Aralarında sessiz bir mutabakat vardı ve ikisi de sözleşmiş gibi bu mutabakata uygun davranıyordu. İki genç aynı evi, aynı sofrayı birlikte kullansa da paylaştıkları başka bir şey yoktu. Aralarında mecbur kalmadıkları sürece kelimeleri bile kullanmıyorlardı. Bu sessiz ittifaktan şimdilik her ikisi de memnundu. Yan yana olsalar da kendi dünyalarında ayrı ayrıydılar.
Zeynep artık biliyordu ki genç adam bu bir sene hayatında olacaktı. Bu bir sene her sabah televizyondan sabah haberleri ile uyanacak, kalktığında genç adamı spor yaparken bulacaktı. Onunla yaşamayı istemediği halde garip bir şekilde bu duruma alışmıştı. Buna şaşırıyor olsa da sessizce kabullenmekten başka bir yol bilmiyordu.

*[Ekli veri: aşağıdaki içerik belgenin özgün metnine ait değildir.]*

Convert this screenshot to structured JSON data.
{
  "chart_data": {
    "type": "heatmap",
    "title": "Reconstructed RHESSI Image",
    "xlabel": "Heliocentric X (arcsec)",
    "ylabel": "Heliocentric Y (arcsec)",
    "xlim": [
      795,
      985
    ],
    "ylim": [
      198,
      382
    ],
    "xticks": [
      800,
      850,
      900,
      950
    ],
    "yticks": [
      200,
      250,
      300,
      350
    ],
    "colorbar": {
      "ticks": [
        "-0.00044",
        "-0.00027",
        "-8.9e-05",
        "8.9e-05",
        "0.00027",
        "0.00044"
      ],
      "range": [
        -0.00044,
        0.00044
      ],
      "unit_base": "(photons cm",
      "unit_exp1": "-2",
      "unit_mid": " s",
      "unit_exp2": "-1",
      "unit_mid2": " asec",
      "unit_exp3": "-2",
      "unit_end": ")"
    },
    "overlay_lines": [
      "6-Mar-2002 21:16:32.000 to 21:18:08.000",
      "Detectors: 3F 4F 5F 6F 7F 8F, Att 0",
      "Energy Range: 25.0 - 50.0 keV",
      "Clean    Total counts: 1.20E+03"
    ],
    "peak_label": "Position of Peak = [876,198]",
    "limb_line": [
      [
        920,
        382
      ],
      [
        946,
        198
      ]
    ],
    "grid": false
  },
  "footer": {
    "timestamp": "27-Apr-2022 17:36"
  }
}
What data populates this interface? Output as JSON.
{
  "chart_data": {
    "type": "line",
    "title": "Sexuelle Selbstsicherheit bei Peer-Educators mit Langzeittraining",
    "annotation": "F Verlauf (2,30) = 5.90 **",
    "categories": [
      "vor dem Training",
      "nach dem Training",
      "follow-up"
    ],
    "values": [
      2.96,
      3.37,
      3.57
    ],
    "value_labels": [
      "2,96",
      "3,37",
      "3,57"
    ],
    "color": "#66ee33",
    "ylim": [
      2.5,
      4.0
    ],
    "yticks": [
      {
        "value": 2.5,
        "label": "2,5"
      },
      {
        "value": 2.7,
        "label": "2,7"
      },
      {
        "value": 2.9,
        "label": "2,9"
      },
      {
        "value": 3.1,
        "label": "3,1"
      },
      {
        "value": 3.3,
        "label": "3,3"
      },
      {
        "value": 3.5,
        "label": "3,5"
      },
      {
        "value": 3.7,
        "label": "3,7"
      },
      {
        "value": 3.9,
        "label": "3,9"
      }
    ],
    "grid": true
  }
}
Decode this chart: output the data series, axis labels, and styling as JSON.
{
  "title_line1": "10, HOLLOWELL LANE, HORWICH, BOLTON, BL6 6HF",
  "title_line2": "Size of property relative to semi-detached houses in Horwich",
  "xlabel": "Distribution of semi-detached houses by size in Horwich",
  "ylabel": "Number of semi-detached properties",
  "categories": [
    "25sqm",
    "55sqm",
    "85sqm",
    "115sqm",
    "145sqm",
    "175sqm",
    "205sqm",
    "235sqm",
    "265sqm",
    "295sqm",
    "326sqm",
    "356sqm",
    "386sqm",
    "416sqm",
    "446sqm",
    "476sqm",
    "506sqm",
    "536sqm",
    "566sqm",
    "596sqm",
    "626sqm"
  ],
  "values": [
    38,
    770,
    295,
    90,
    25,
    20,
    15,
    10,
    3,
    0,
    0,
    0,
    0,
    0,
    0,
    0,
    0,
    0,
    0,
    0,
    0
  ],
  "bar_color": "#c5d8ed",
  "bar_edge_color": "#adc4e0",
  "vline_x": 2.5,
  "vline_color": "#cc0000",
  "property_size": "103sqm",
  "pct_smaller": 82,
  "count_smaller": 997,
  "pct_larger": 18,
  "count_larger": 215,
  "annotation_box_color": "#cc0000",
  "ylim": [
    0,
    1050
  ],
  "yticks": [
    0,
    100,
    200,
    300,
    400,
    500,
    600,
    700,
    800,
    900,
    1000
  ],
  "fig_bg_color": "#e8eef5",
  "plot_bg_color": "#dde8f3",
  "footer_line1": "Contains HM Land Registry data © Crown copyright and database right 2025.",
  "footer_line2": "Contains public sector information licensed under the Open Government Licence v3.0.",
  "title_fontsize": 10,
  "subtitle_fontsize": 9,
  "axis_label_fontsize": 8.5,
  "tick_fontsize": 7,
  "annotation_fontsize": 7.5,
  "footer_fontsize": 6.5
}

Orhan'dan ne kadar nefret etse de yaşam kalitesine hayran olmamak mümkün değildi. Kendiyle barışık bir adamdı. Kendini hayata uydurmuyor, hayatı kendine uyduruyordu. Kendine iyi bakıyordu. Orhan iştahlı biriydi ve hiçbir öğününden taviz vermiyordu. Yemek seçmiyordu. Genç kız ne pişirirse genç adam iştahla yiyor, hatta yeni tecrübe ettiği tatlara bile merakla kaşık salıyordu. Buna rağmen bir gram fazlası yoktu. Kaç kere ne kadar hızlı şınav çektiğine hayretle şahit olmuştu. Akşamları vazgeçemediği bir diğer alışkanlığı ise iki fincan içtiği şekersiz çaydı. Bu asla üç fincan olmuyordu. Kendi kuralları ve planlarını kendinin bile bozmasına izin vermiyordu. Genç adam tanıdığı erkekler gibi televizyon meraklısı biri de değildi. Oda, kendisi gibi kitap okumayı seviyordu gerçi onun okuduğu kitaplar daha çok siyasi ve tarihi kitaplardı. Zeynep onu gözlemlediği bu süre içinde genç kıza olan davranışları dışında bu adamın hiçbir kusuru yok gibiydi. Bu genç kızı daha da sinirlendiriyor ve bu adamdan daha çok nefret etmesine sebep oluyordu.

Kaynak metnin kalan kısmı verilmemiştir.